1. BIMS 1300. Introduction to Scientific Research is the first BIMS course taken by freshmen. It is an introduction to thinking about science in a different way – science as a process to engage in, not a bunch of facts to memorize. Dr. Tom Benoit is busy this summer adjusting its approach based on last year’s initial version to make it even more successful. The seminar portion will be completely re-done to expose students to what’s new in biomedical sciences around the world.
2. BIOL 1301. Unicellular Organisms is Dr. Benoit’s other course this fall. The course is so unique that finding an appropriate textbook is difficult. Expect the course to adjust its approach slightly to focus more on how cells work in order to emphasize what’s common to unicellular organisms, rather than on differences between various species.

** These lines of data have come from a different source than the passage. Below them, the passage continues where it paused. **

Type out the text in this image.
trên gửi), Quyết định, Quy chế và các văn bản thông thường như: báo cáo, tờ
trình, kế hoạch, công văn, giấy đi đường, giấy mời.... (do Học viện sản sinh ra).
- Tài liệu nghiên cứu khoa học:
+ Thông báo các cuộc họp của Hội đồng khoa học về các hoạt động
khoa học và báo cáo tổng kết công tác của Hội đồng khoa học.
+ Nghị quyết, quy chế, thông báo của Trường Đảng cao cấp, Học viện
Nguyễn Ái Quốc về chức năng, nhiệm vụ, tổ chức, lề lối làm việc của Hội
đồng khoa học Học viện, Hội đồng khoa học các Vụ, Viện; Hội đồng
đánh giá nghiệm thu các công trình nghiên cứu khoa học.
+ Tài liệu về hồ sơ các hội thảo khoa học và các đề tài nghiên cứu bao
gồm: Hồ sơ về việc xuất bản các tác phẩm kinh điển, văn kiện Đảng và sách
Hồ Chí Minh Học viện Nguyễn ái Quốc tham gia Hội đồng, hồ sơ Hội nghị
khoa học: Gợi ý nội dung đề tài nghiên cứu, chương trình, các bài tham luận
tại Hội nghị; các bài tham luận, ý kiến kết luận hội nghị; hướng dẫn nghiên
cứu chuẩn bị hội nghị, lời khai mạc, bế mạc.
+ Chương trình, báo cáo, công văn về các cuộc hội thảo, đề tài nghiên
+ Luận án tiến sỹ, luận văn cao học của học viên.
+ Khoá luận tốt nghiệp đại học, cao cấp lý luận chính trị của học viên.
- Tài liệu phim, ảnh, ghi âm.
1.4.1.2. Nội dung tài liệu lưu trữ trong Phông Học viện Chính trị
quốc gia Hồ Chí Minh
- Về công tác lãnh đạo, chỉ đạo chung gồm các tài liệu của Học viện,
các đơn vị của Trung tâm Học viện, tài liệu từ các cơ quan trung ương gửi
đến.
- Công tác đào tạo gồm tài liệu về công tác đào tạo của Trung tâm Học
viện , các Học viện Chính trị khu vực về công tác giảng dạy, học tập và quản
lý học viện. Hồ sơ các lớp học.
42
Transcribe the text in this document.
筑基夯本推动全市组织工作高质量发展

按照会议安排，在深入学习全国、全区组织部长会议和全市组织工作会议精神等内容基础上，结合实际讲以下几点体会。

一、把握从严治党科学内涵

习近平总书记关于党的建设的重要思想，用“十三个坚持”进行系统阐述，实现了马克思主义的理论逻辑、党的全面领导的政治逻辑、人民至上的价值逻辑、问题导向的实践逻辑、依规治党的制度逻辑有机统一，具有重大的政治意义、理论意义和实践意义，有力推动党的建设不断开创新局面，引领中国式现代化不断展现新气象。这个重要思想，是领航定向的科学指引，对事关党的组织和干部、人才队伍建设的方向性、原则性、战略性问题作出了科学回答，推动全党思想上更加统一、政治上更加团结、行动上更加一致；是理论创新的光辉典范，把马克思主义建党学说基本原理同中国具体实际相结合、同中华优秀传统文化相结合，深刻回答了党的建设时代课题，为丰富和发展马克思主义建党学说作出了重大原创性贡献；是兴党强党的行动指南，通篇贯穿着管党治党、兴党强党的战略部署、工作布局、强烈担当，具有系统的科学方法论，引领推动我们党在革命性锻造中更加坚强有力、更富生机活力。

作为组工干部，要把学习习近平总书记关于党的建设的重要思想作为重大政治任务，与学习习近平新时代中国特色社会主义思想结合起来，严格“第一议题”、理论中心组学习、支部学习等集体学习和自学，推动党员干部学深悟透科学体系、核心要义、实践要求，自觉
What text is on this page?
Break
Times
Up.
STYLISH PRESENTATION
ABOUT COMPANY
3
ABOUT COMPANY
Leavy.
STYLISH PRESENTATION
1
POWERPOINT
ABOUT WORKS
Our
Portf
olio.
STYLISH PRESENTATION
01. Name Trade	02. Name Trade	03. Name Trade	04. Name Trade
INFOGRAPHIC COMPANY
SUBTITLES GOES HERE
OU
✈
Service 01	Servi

3. BIOL 3410. Dr. Wilson is completely re-doing Microbiology this summer. The lecture will be aligned more closely with the textbook to help students study for exams, and the lab will feature 4-5 research projects within which all skills and knowledge for the lab portion of the course will be taught. Two projects will be a survey of fresh foods for the presence of coliforms and a survey of McMurry students for the presence of methicillin-resistant Staphylococcus aureus (MRSA).
4. BIOL 3460. Genetics will jump into high gear this year as Dr. Heidi DiFrancesca begins to orient students to the use of molecular biology technology at our disposal. Expect use of the DNA sequencer and rt-PCR in the lab.
5. BIMS 4320 and BIMS 4250. Junior and senior level BIMS courses will benefit from new equipment to support student research projects, and from a year of maturity in the program. Dr. D had students get the lab going last year and took baby steps in bringing it up to full capacity. This year we’ll hit the ground running.
6. BIMS 4201. The capstone course has been restructured to allow students to sign up with a BIMS faculty member to work on a project in their area of expertise. We can expect a wider variety of research projects this year as students join the research in their areas of interest. Cancer research, genetic engineering, bacterial spore physiology, and public health should all be represented by the end of the year.
The BIMS faculty will hold a retreat this summer to focus and connect our efforts. More updates will be coming on other aspects of BIMS improvements made this summer.